What is CTX or Cerebrotendinous Xanthomatosis?
CTX is a very rare disorder (with an incidence estimated to be 1 per million individuals worldwide) characterized by abnormal storage of fats (lipids) in many areas of the body. People with this disorder cannot break down certain lipids effectively, specifically different forms of cholesterol, so these fats (cholestenol) accumulate in the body in the form of fatty yellow nodules called xanthomas. These xanthomas are most commonly found in the brain and in connective tissue called tendons that attach muscle to bone, which is reflected in the condition name (cerebro- meaning brain and -tendinous referring to tendons).
Left untreated, this disorder is a progressive and terminal disease, with signs and symptoms worsening over time, and life expectancy reduced to the 40s, although confirmed deaths have been reported as early as 4 months of age.
What are the Symptoms?
Symptoms and age of onset vary widely depending on when and where these deposits form, but can include:
- Chronic diarrhea (infancy)
- Cataracts (early childhood)
- Impaired speech (dysarthria)
- Loss of sensation in the arms and legs (peripheral neuropathy)
- Epilepsy
- Xanthomas (early adulthood)
- Dementia with deterioration in intellectual abilities (Starting in infancy)

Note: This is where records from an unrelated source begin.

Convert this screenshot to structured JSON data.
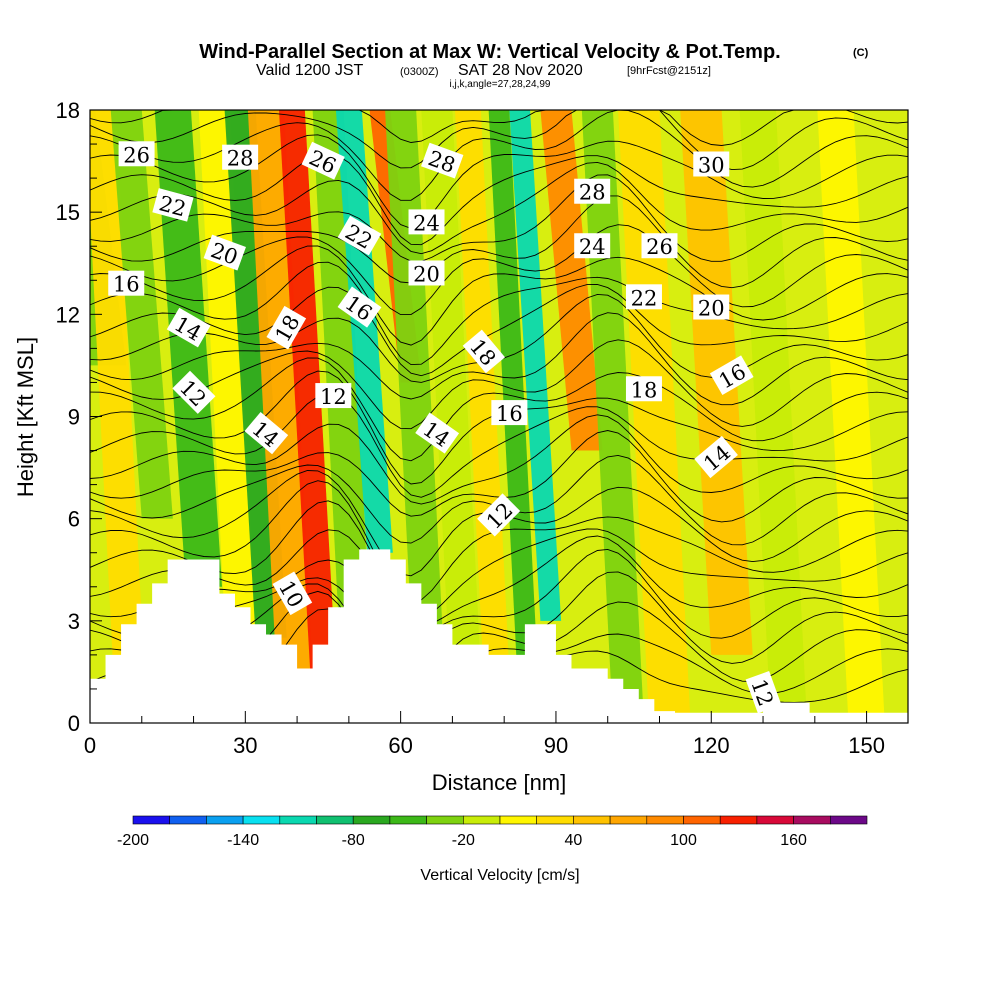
{
  "title": {
    "main": "Wind-Parallel Section at Max W: Vertical Velocity & Pot.Temp.",
    "copyright": "(C)",
    "valid_prefix": "Valid 1200 JST",
    "valid_utc": "(0300Z)",
    "valid_date": "SAT 28 Nov 2020",
    "forecast": "[9hrFcst@2151z]",
    "indices": "i,j,k,angle=27,28,24,99"
  },
  "chart_data": {
    "type": "heatmap",
    "xlabel": "Distance [nm]",
    "ylabel": "Height [Kft MSL]",
    "xlim": [
      0,
      158
    ],
    "ylim": [
      0,
      18
    ],
    "xticks": [
      0,
      30,
      60,
      90,
      120,
      150
    ],
    "yticks": [
      0,
      3,
      6,
      9,
      12,
      15,
      18
    ],
    "colorbar": {
      "label": "Vertical Velocity [cm/s]",
      "levels": [
        -200,
        -180,
        -160,
        -140,
        -120,
        -100,
        -80,
        -60,
        -40,
        -20,
        0,
        20,
        40,
        60,
        80,
        100,
        120,
        140,
        160,
        180,
        200
      ],
      "tick_labels": [
        -200,
        -140,
        -80,
        -20,
        40,
        100,
        160
      ],
      "colors": [
        "#1a10ee",
        "#1060f0",
        "#0aa0f0",
        "#08e0f0",
        "#0ad8b0",
        "#10c070",
        "#2aa820",
        "#3cb818",
        "#7ed210",
        "#c8ec08",
        "#fff600",
        "#ffdc00",
        "#ffc200",
        "#ffa600",
        "#ff8a00",
        "#ff6400",
        "#f82000",
        "#d80838",
        "#a80c60",
        "#6c0888"
      ]
    },
    "terrain": [
      [
        0,
        1.3
      ],
      [
        3,
        1.3
      ],
      [
        3,
        2
      ],
      [
        6,
        2
      ],
      [
        6,
        2.9
      ],
      [
        9,
        2.9
      ],
      [
        9,
        3.5
      ],
      [
        12,
        3.5
      ],
      [
        12,
        4.1
      ],
      [
        15,
        4.1
      ],
      [
        15,
        4.8
      ],
      [
        18,
        4.8
      ],
      [
        18,
        4.8
      ],
      [
        25,
        4.8
      ],
      [
        25,
        3.8
      ],
      [
        28,
        3.8
      ],
      [
        28,
        3.4
      ],
      [
        31,
        3.4
      ],
      [
        31,
        2.9
      ],
      [
        34,
        2.9
      ],
      [
        34,
        2.6
      ],
      [
        37,
        2.6
      ],
      [
        37,
        2.3
      ],
      [
        40,
        2.3
      ],
      [
        40,
        1.6
      ],
      [
        43,
        1.6
      ],
      [
        43,
        2.3
      ],
      [
        46,
        2.3
      ],
      [
        46,
        3.4
      ],
      [
        49,
        3.4
      ],
      [
        49,
        4.8
      ],
      [
        52,
        4.8
      ],
      [
        52,
        5.1
      ],
      [
        58,
        5.1
      ],
      [
        58,
        4.8
      ],
      [
        61,
        4.8
      ],
      [
        61,
        4.1
      ],
      [
        64,
        4.1
      ],
      [
        64,
        3.5
      ],
      [
        67,
        3.5
      ],
      [
        67,
        2.9
      ],
      [
        70,
        2.9
      ],
      [
        70,
        2.3
      ],
      [
        73,
        2.3
      ],
      [
        73,
        2.3
      ],
      [
        77,
        2.3
      ],
      [
        77,
        2.0
      ],
      [
        80,
        2.0
      ],
      [
        80,
        2.0
      ],
      [
        84,
        2.0
      ],
      [
        84,
        2.9
      ],
      [
        90,
        2.9
      ],
      [
        90,
        2.0
      ],
      [
        93,
        2.0
      ],
      [
        93,
        1.6
      ],
      [
        100,
        1.6
      ],
      [
        100,
        1.3
      ],
      [
        103,
        1.3
      ],
      [
        103,
        1.0
      ],
      [
        106,
        1.0
      ],
      [
        106,
        0.7
      ],
      [
        109,
        0.7
      ],
      [
        109,
        0.35
      ],
      [
        113,
        0.35
      ],
      [
        113,
        0.3
      ],
      [
        130,
        0.3
      ],
      [
        130,
        0.6
      ],
      [
        134,
        0.6
      ],
      [
        134,
        0.6
      ],
      [
        139,
        0.6
      ],
      [
        139,
        0.3
      ],
      [
        158,
        0.3
      ]
    ],
    "vertical_velocity_field": [
      {
        "x": 3,
        "w": 8,
        "level": -40,
        "ybot": 10.5
      },
      {
        "x": 8,
        "w": 6,
        "level": 20
      },
      {
        "x": 13,
        "w": 6,
        "level": -30,
        "ybot": 6
      },
      {
        "x": 22,
        "w": 7,
        "level": -60,
        "ybot": 4
      },
      {
        "x": 30,
        "w": 6,
        "level": 0
      },
      {
        "x": 35,
        "w": 6,
        "level": -70,
        "ybot": 2.5
      },
      {
        "x": 40,
        "w": 7,
        "level": 60
      },
      {
        "x": 45,
        "w": 5,
        "level": 130,
        "ybot": 1.6
      },
      {
        "x": 52,
        "w": 6,
        "level": -30
      },
      {
        "x": 56,
        "w": 5,
        "level": -120,
        "ybot": 5
      },
      {
        "x": 62,
        "w": 4,
        "level": 100,
        "ybot": 10
      },
      {
        "x": 66,
        "w": 6,
        "level": -40
      },
      {
        "x": 73,
        "w": 6,
        "level": -10
      },
      {
        "x": 79,
        "w": 5,
        "level": 30
      },
      {
        "x": 85,
        "w": 4,
        "level": -60
      },
      {
        "x": 89,
        "w": 4,
        "level": -110,
        "ybot": 3
      },
      {
        "x": 96,
        "w": 6,
        "level": 80,
        "ybot": 8
      },
      {
        "x": 104,
        "w": 6,
        "level": -40
      },
      {
        "x": 112,
        "w": 8,
        "level": 20
      },
      {
        "x": 124,
        "w": 8,
        "level": 50,
        "ybot": 2
      },
      {
        "x": 135,
        "w": 7,
        "level": -20
      },
      {
        "x": 150,
        "w": 7,
        "level": 10
      }
    ],
    "pot_temp_contours": {
      "label_units": "degC",
      "labels": [
        {
          "text": "26",
          "x": 9,
          "y": 16.7,
          "angle": 0
        },
        {
          "text": "28",
          "x": 29,
          "y": 16.6,
          "angle": 0
        },
        {
          "text": "26",
          "x": 45,
          "y": 16.5,
          "angle": 25
        },
        {
          "text": "28",
          "x": 68,
          "y": 16.5,
          "angle": 20
        },
        {
          "text": "30",
          "x": 120,
          "y": 16.4,
          "angle": 0
        },
        {
          "text": "22",
          "x": 16,
          "y": 15.2,
          "angle": 15
        },
        {
          "text": "28",
          "x": 97,
          "y": 15.6,
          "angle": 0
        },
        {
          "text": "22",
          "x": 52,
          "y": 14.3,
          "angle": 30
        },
        {
          "text": "24",
          "x": 65,
          "y": 14.7,
          "angle": 0
        },
        {
          "text": "24",
          "x": 97,
          "y": 14.0,
          "angle": 0
        },
        {
          "text": "26",
          "x": 110,
          "y": 14.0,
          "angle": 0
        },
        {
          "text": "20",
          "x": 26,
          "y": 13.8,
          "angle": 20
        },
        {
          "text": "20",
          "x": 65,
          "y": 13.2,
          "angle": 0
        },
        {
          "text": "16",
          "x": 7,
          "y": 12.9,
          "angle": 0
        },
        {
          "text": "22",
          "x": 107,
          "y": 12.5,
          "angle": 0
        },
        {
          "text": "20",
          "x": 120,
          "y": 12.2,
          "angle": 0
        },
        {
          "text": "16",
          "x": 52,
          "y": 12.2,
          "angle": 35
        },
        {
          "text": "14",
          "x": 19,
          "y": 11.6,
          "angle": 30
        },
        {
          "text": "18",
          "x": 38,
          "y": 11.6,
          "angle": -60
        },
        {
          "text": "18",
          "x": 76,
          "y": 10.9,
          "angle": 50
        },
        {
          "text": "16",
          "x": 124,
          "y": 10.2,
          "angle": -30
        },
        {
          "text": "18",
          "x": 107,
          "y": 9.8,
          "angle": 0
        },
        {
          "text": "12",
          "x": 20,
          "y": 9.7,
          "angle": 45
        },
        {
          "text": "12",
          "x": 47,
          "y": 9.6,
          "angle": 0
        },
        {
          "text": "16",
          "x": 81,
          "y": 9.1,
          "angle": 0
        },
        {
          "text": "14",
          "x": 34,
          "y": 8.5,
          "angle": 40
        },
        {
          "text": "14",
          "x": 67,
          "y": 8.5,
          "angle": 35
        },
        {
          "text": "14",
          "x": 121,
          "y": 7.8,
          "angle": -40
        },
        {
          "text": "12",
          "x": 79,
          "y": 6.1,
          "angle": -45
        },
        {
          "text": "10",
          "x": 39,
          "y": 3.8,
          "angle": 60
        },
        {
          "text": "12",
          "x": 130,
          "y": 0.9,
          "angle": 70
        }
      ]
    }
  }
}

- Spasticity (early adulthood)
- Cerebellar signs such as
- Intention tremor
- Difficulty with fast hand movements
- Nystagmus
- Truncal ataxia
- Brittle bones that are prone to fracture (osteoporosis) (early adulthood)
- Increased risk of developing heart or lung failure because of lipid buildup (early adulthood)
- Behavioral changes (puberty or early adulthood)
- Hallucinations (early adulthood)
- Agitation (early adulthood)
- Aggression (early adulthood)
- Depression (early adulthood)
- Suicide attempt (early adulthood)
How Do You Get CTX?
Mutations in the CYP27A1 gene cause Cerebrotendinous Xanthomatosis. The CYP27A1 gene provides instructions for producing an enzyme called sterol 27-hydroxylase. This enzyme works in the pathway that breaks down cholesterol to form acids used in the digestion of fats (bile acids), specifically a bile acid called chenodeoxycholic acid.
How is CTX Diagnosed?
Though an increase in the use of genetic testing has recently increased the number of known patients, patients with this disorder still have an average age of 35 years at the time of diagnosis and a diagnostic delay of approximately 16 years. The sometimes vague and broad range of symptoms make it very hard to diagnose in a timely manner.
Is There a Treatment?
This disorder is one of the few leukodystrophies with an available treatment! Once a patient is diagnosed, they will typically obtain baseline testing of their cholestenol levels and start receiving treatment with CDCA (chenodeoxycholic acid).
In 2009, the U.S. Food and Drug Administration (FDA) re-approved an artificially made (synthetic) form of chenodeoxycholic acid (CDCA) known as Chenodal® and received an orphan drug designation from the FDA for the treatment of CTX in the U.S. Chenodal is manufactured by Retrophin.
Cholic acid, another bile acid, has also been used to treat young children with CTX. However, cholic acid is generally not as effective as chenodeoxycholic acid, but does lack the potential toxic effects on the liver (hepatotoxicity) sometimes associated with chenodeoxycholic acid.
Early diagnosis and treatment of CTX is critical for those affected by the disorder. In general, the later the onset of treatment, the less benefit there is to treatment. Because of this, and the large delay in diagnosis, many involved with CTX believe strongly in newborn screening and are currently working hard to pursue CTX’s addition to the RUSP.